The representation spaces are not merely her compositions. They refer to the reality that has been staged before the photographer confronts it. In this respect, the world is a stage set. This conception does not inevitably support the concepts of simulacra and simulation, used by the philosopher Jean Baudrillard and normally understood as synonyms of derealization. If the world is a stage set, that is because it is produced and organized by man, namely by states, businesses and social groups of every order. Hence it responds to a weltanschauung that is not limited to the abstract mode of theoretical ideas, but is realized through the material transformation of the environment. These are views or ideologies that overlap and intersect in such a way that they make up what we still call reality – that physical space of daily life that contains all available images.
Claire Chevrier’s works avoid subjective expressiveness with the aim of exposing these concrete representations. The latter remain evident when the photographer lingers over a religious ceremony. But they become less evident when she takes up a position in front of a view of an industrial area, where construction is in progress. In this case, the site is interpreted as one of the arenas of the market economy where the planted young trees assume the function of ideally and invisibly integrating tamed nature and a cheap functionalism, which continues to be the driving force behind this kind of peripheral architecture. Claire Chevrier’s detachment always engages the viewer in reflection rather than contemplation. The places captured are at the same time banal and yet not obvious. The ordinary becomes a context to be questioned. In fact, the photographer’s viewpoint invites questions, though the situation presented does not reveal a state of crisis or tension. This lack of dramatization indicates a critical acuteness, devoid of any heavy didacticism or semblance of moralism.

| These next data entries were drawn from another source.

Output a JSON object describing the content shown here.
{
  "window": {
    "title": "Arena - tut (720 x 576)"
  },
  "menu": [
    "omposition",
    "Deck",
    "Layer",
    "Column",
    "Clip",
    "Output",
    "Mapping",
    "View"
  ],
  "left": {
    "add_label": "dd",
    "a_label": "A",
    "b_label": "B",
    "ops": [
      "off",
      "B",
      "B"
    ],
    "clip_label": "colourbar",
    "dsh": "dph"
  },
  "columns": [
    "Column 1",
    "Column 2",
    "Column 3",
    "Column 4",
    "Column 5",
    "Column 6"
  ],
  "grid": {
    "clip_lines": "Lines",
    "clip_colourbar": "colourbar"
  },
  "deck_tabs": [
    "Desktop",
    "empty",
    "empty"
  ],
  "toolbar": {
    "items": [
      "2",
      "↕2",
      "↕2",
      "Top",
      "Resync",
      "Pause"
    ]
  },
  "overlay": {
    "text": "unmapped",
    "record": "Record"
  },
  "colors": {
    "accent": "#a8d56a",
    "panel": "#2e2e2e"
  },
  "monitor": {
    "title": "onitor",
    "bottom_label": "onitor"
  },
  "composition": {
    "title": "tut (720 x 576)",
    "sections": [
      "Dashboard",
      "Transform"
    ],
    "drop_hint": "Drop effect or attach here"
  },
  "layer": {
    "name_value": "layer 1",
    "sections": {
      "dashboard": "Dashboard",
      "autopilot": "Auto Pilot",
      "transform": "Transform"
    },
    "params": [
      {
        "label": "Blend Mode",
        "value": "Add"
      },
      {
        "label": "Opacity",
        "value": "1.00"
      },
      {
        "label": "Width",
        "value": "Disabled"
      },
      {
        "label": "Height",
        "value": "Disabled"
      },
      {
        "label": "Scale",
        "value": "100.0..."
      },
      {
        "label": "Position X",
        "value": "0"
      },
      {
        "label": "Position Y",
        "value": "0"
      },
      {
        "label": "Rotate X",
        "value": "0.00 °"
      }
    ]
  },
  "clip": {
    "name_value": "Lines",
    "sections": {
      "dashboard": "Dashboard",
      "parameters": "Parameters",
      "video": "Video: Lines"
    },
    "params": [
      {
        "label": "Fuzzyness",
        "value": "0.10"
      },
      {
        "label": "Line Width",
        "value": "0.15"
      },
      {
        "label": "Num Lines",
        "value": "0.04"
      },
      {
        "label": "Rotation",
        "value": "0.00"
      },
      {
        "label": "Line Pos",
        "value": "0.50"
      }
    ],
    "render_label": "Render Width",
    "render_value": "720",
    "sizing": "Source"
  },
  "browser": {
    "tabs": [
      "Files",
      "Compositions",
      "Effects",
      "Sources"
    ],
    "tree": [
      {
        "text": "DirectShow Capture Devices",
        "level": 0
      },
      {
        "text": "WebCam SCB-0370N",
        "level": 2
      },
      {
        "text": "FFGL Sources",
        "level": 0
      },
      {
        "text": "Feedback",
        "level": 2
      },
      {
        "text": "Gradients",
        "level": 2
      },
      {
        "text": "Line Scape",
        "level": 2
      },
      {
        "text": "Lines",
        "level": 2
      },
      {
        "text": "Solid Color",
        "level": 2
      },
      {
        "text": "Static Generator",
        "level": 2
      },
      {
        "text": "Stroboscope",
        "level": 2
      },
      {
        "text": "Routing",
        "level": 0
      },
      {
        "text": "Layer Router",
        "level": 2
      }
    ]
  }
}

The series of three “grounds” is significant in this respect. There is a rehearsal room with a dancer stretched out on her stomach in the shape of a cross; a high angle shot of two workmen on a slab of travertine they are cutting; and two restorers working on the inlaid work in Siena cathedral. Their gestures are not emphatic here and their bodily presence is not exaggerated. By contrast, their poses create a kind of delicate choreography normalized by practice. They respond to professional habit and remind us that places stimulate the kind of behaviour that is in keeping with them. This is a way of noting that “actors” are often conditioned by the environment in which they evolve. And if their silhouettes, in direct relation to the ground, stand out against the empty surface this is, yet again, in order to give the viewer the possibility of occupying an empty space removed from the scene.
In the final analysis, Claire Chevrier’s photographs reflect a particularly nuanced anthropological approach. They record different Italian representation spaces, not to give us a colourful commedia dell’arte scene, but with a view to capturing in all their variety the cultural ways of engaging in the world. The sobriety of her approach goes hand in hand with the avoidance of all formal overstatement. And at a time when photography sometimes indulges in the spectacular, this is all the more appreciated. The eye comes away stimulated.